A company is using drones to plant 1 billion trees

When we imagine drones, we don’t exactly think of allies to mother nature. However, one company is reenvisioning a use for the self-piloted vehicles as agents of sustainability. Flash Forest wants to automate reforestation. 

While deforestation has become increasingly efficient thanks to timber industry engineers, Flash Forest aims to make planting trees just as practical. The project uses drones that can plant 10 times faster than the normal rate, at 20 percent of the cost. 

“There are a lot of different attempts to tackle reforestation,” co-founder Angelique Ahlstrom told Fast Company. “But despite all of them, they’re still failing, with a net loss of 7 billion trees every year.”

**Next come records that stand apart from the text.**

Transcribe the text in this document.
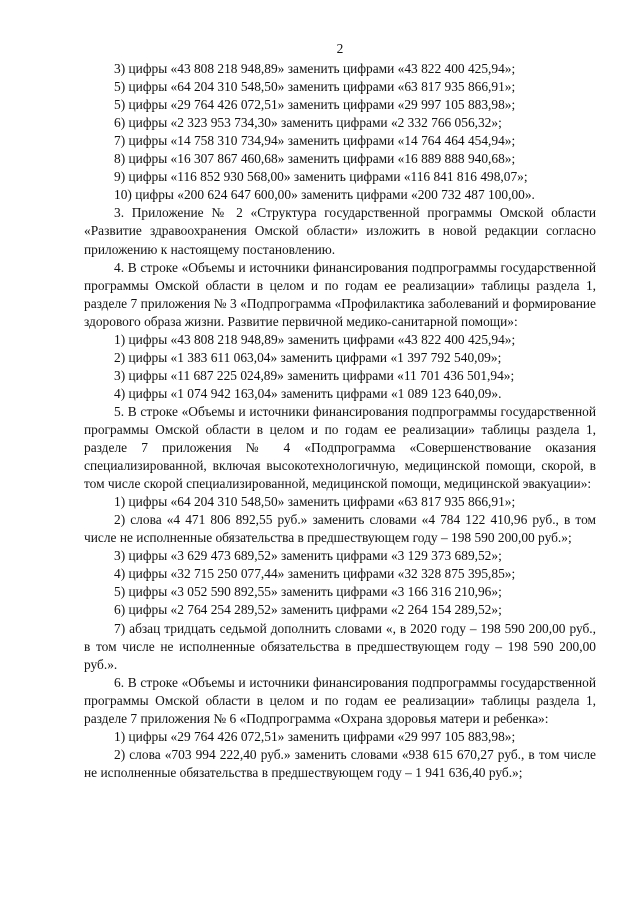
2
3) цифры «43 808 218 948,89» заменить цифрами «43 822 400 425,94»;
5) цифры «64 204 310 548,50» заменить цифрами «63 817 935 866,91»;
5) цифры «29 764 426 072,51» заменить цифрами «29 997 105 883,98»;
6) цифры «2 323 953 734,30» заменить цифрами «2 332 766 056,32»;
7) цифры «14 758 310 734,94» заменить цифрами «14 764 464 454,94»;
8) цифры «16 307 867 460,68» заменить цифрами «16 889 888 940,68»;
9) цифры «116 852 930 568,00» заменить цифрами «116 841 816 498,07»;
10) цифры «200 624 647 600,00» заменить цифрами «200 732 487 100,00».

3. Приложение № 2 «Структура государственной программы Омской области «Развитие здравоохранения Омской области» изложить в новой редакции согласно приложению к настоящему постановлению.

4. В строке «Объемы и источники финансирования подпрограммы государственной программы Омской области в целом и по годам ее реализации» таблицы раздела 1, разделе 7 приложения № 3 «Подпрограмма «Профилактика заболеваний и формирование здорового образа жизни. Развитие первичной медико-санитарной помощи»:

1) цифры «43 808 218 948,89» заменить цифрами «43 822 400 425,94»;
2) цифры «1 383 611 063,04» заменить цифрами «1 397 792 540,09»;
3) цифры «11 687 225 024,89» заменить цифрами «11 701 436 501,94»;
4) цифры «1 074 942 163,04» заменить цифрами «1 089 123 640,09».

5. В строке «Объемы и источники финансирования подпрограммы государственной программы Омской области в целом и по годам ее реализации» таблицы раздела 1, разделе 7 приложения № 4 «Подпрограмма «Совершенствование оказания специализированной, включая высокотехнологичную, медицинской помощи, скорой, в том числе скорой специализированной, медицинской помощи, медицинской эвакуации»:

1) цифры «64 204 310 548,50» заменить цифрами «63 817 935 866,91»;

2) слова «4 471 806 892,55 руб.» заменить словами «4 784 122 410,96 руб., в том числе не исполненные обязательства в предшествующем году – 198 590 200,00 руб.»;

3) цифры «3 629 473 689,52» заменить цифрами «3 129 373 689,52»;
4) цифры «32 715 250 077,44» заменить цифрами «32 328 875 395,85»;
5) цифры «3 052 590 892,55» заменить цифрами «3 166 316 210,96»;
6) цифры «2 764 254 289,52» заменить цифрами «2 264 154 289,52»;

7) абзац тридцать седьмой дополнить словами «, в 2020 году – 198 590 200,00 руб., в том числе не исполненные обязательства в предшествующем году – 198 590 200,00 руб.».

6. В строке «Объемы и источники финансирования подпрограммы государственной программы Омской области в целом и по годам ее реализации» таблицы раздела 1, разделе 7 приложения № 6 «Подпрограмма «Охрана здоровья матери и ребенка»:

1) цифры «29 764 426 072,51» заменить цифрами «29 997 105 883,98»;

2) слова «703 994 222,40 руб.» заменить словами «938 615 670,27 руб., в том числе не исполненные обязательства в предшествующем году – 1 941 636,40 руб.»;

The drones use mapping software to assess the best places to plant. A proprietary mix of seed pods that germinate faster than other seeds is then dropped by an army of drones in the designated location. In harder to reach areas like hills or mangrove forests, the drones can even fire seed pods deep into the soil. 

Flash Forest’s drones can plant 10,000 to 20,000 seed pods a day. But eventually, as the technology evolves, pilots will be able to plant 100,000 trees a day — compare that to 1,500 per person by hand. 

In order to prevent a major increase in global temperatures by 2050, the Intergovernmental Panel on Climate Change suggests planting 1 billion hectares of trees or 1 trillion to 1.5 trillion trees. This would offset two-thirds of the carbon humans have added to the atmosphere since the 1800s — and it’s one of the cheapest solutions to climate change. 

Flash Forward’s overall goal is to plant 1 billion trees by 2028.